In the instant case, there is evidence that pure polyvinyl chloride is clear and that the sample is black in color. It is evident, therefore, that something has been added for pigmentation. Defendant’s chemist said that lead might cause pigmentation, and exhibit 2 and the testimony of plaintiffs’ witness indicate that lead was one of the major constituents of the ash residue. Thus it is clear that some of the ash was due to material added for pigmentation but there is no evidence to show whether all of it was. Paraphrasing language in the Ha/usman case, if X is the amount added for pigmentation, the total amount found less X might still be a filler. The probabilities are, in view of the small percentage of ash residue found even by the Government chemist, that it was not, but this has not been established.
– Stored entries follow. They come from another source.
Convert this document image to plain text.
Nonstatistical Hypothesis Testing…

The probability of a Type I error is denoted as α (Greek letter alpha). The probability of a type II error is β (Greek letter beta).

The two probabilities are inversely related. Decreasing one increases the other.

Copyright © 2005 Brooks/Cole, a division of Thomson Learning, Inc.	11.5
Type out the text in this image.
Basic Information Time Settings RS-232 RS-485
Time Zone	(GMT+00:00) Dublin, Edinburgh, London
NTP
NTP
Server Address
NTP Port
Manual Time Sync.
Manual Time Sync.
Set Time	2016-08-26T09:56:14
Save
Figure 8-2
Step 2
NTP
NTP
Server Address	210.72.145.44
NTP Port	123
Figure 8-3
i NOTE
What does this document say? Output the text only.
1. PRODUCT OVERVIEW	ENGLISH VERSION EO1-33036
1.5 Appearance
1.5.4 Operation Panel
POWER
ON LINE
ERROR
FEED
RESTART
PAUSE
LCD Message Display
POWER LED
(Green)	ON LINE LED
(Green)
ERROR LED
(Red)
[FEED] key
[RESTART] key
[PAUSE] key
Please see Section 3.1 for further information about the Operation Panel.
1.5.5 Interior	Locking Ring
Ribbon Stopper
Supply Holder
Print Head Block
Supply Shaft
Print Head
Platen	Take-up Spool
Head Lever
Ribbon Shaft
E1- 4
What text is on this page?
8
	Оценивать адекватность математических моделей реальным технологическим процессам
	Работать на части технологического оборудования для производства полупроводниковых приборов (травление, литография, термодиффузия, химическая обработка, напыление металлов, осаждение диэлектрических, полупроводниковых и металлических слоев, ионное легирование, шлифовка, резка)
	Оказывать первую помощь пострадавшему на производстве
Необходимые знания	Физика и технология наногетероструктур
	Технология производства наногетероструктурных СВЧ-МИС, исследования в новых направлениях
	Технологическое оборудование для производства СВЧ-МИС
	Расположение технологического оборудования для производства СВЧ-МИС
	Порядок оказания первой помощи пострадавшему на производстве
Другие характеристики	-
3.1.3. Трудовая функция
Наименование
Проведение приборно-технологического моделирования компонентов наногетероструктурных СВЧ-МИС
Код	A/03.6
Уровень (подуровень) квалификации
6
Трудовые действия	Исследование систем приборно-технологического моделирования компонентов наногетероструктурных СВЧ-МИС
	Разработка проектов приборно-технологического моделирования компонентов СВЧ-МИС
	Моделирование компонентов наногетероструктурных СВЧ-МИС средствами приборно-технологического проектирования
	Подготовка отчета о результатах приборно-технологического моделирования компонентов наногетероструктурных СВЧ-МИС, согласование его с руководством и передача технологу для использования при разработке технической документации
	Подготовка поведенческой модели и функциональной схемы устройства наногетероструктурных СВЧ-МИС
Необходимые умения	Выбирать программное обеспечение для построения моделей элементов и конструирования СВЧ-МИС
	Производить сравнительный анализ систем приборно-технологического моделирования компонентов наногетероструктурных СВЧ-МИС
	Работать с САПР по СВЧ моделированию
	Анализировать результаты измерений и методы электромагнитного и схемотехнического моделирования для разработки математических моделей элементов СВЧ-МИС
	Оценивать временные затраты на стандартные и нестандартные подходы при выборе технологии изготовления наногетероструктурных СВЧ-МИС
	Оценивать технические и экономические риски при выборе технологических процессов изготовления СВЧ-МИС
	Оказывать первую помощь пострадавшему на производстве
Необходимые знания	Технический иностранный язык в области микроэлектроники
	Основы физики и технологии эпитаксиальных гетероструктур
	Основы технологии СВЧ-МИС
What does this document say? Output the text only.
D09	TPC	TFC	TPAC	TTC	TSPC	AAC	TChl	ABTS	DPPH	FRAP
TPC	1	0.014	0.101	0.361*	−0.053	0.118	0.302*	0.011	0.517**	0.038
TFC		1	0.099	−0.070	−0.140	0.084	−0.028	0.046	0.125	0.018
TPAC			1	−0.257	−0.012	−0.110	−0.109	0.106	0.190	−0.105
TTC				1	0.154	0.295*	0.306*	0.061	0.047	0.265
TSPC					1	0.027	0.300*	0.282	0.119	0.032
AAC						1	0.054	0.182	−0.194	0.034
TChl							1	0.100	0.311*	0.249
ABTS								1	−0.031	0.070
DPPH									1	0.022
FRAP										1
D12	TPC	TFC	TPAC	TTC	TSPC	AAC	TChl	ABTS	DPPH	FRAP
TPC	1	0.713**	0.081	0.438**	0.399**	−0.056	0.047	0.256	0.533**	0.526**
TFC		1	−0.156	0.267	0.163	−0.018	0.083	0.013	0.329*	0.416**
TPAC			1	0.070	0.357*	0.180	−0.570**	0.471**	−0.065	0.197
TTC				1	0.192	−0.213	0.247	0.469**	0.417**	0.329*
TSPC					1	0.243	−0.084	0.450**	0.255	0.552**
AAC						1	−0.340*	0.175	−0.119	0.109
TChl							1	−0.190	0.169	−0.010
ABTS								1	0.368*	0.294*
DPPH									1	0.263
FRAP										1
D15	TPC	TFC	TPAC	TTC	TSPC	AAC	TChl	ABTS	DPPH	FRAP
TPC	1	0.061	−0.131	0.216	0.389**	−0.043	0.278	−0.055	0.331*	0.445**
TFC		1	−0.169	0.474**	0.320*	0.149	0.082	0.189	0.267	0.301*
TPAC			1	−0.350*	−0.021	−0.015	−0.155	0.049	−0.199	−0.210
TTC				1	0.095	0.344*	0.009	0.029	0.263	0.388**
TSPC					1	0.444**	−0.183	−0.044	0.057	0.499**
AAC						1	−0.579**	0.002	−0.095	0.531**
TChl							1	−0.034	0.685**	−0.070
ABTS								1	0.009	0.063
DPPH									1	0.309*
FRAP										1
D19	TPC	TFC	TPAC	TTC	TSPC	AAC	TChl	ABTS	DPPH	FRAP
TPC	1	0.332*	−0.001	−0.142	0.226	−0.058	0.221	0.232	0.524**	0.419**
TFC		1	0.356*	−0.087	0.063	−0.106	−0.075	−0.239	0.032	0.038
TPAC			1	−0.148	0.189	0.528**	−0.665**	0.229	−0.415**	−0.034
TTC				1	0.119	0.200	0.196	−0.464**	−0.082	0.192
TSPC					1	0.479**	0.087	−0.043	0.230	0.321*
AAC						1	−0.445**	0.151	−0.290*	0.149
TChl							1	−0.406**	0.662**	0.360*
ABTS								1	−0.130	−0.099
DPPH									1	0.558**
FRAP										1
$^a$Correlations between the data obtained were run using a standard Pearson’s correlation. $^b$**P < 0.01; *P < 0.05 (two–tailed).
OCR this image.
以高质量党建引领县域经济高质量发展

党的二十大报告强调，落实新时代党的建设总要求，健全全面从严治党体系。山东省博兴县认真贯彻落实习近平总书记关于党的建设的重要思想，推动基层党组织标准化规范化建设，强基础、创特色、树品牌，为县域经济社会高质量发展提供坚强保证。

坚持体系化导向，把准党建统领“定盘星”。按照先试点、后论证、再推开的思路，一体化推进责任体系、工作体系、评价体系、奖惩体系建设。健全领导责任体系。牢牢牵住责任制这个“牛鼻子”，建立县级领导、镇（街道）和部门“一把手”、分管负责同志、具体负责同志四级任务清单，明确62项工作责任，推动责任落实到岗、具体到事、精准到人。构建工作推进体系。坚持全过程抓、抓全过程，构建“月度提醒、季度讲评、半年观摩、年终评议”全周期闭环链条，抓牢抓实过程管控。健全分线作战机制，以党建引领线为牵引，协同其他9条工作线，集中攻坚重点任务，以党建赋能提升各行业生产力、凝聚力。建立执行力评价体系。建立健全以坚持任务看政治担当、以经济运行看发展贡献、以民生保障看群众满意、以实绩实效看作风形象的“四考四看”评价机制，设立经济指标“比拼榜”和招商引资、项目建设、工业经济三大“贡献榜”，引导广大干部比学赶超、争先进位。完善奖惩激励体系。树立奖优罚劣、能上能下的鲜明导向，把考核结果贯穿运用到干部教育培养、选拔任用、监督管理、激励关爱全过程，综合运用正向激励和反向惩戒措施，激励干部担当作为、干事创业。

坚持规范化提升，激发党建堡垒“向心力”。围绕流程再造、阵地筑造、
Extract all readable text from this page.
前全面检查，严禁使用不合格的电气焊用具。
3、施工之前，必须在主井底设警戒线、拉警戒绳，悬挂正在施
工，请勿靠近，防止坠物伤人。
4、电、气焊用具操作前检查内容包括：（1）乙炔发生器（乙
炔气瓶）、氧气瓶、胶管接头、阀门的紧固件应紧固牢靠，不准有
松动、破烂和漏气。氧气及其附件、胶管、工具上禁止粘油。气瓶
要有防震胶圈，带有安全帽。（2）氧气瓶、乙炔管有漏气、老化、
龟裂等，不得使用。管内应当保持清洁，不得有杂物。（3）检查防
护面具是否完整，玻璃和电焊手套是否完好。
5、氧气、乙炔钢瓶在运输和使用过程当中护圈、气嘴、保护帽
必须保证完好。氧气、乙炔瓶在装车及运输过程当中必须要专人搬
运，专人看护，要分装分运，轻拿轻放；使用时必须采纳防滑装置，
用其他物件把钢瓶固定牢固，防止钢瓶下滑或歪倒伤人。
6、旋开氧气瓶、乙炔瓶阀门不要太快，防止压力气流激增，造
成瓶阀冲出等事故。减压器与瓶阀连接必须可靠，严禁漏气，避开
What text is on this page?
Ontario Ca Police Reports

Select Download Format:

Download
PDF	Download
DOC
However, even if the proof on this point were conclusive, plaintiffs would still have the burden of establishing the correct classification of the merchandise. United States (Index Industrial Corp., Party in Interest) v. National Starch Products, Inc., 50 CCPA 1, C.A.D. 809; Schlumberger Well Surveying Corp. v. United States, 54 CCPA 37, C.A.D. 901.

In the instant case, plaintiffs claim that the merchandise is dutiable either by similitude to manufactures of cotton not specially provided for under paragraph 923, as modified, or as a nonenumerated manufactured article under paragraph 1558, as modified. The latter provision cannot be reached unless it is first established that the merchandise is not classifiable directly or by similitude under another paragraph of the tariff act. Isler & Guye v. United States, 11 Ct. Cust. Appls. 340, T.D. 39146.

The only evidence tending to establish similitude to cotton friction tape is Mr. Konishi’s testimony that his firm imports friction tape of different components “basic cotton or rayon and rubberized.” Furthermore, a recent case and various Bureau of Customs rulings indicate that there are various kinds of plastic tape and friction tape in existence. In Devon Tape Corp. v. United States, 57 Cust. Ct. 507, C.D. 2856, for instance, thermoplastic tape used for wrapping and insulating electrical wire splices and connections was held similar to rubber tape used for the same purpose. In a ruling of the Bureau of Customs, called to our attention by plaintiffs, it was held that a certain type of vinyl friction tape was classifiable by similitude to cotton friction *566tape under paragraph 923. 95 Treas. Dec. 270, 273, T.D. 55133 (15). This ruling applied to vinyl tape consisting of a strip of opaque black polyvinyl chloride containing no filler material and less than 2 percent carbon, manufactured by spreading adhesive on one face of polyvinyl chloride sheets and then slicing the sheets into strips.

There are other rulings of the Bureau of Customs involving rayon, cotton, plastic, and rubber tapes of different kinds, classifying them under various paragraphs of the tariff act: 94 Treas. Dec. 329, 334, T.D. 54885 (24) ; 95 Treas. Dec. 325, 327, 328, T.D. 55167 (13,14,15) ; 95 Treas. Dec. 492, 496, T.D. 55265 (21); 96 Treas. Dec. 343, 347, T.D. 55482 (22) ; and 96 Treas. Dec. 428,431, T.D. 55533 (11).

Since 'there are friction tapes made of various materials, the imported merchandise must be classified by similitude to the one it most resembles in use, or if it equally resembles more than one, to the one it most resembles in material. S. S. Kresge Co. et al. v. United States, 46 CCPA 100, C.A.D. 707. There is nothing in the record before us to establish which tape the merchandise here most resembles in either use or material. No facts have been presented to show that this tape is like that covered by the Bureau of Customs ruling relied on by plaintiffs (which, of course, is not binding on the court) and not like that involved in the Devon case or any of the others involved in other Bureau of Customs rulings.

Plaintiffs have neither established that the imported merchandise is classifiable by similitude to manufactures of cotton under paragraph 923, as modified, nor that the merchandise is not classifiable by similitude under some other paragraph. Consequently, it cannot be held that the merchandise is properly dutiable under paragraph 1558, as modified, as nonenumerated manufactured articles. J. E. Bernard & Co., Inc. v. United States, 53 CCPA 116, C.A.D. 886.

In view of the record presented, the protests are overruled and judgment will be entered for the defendant.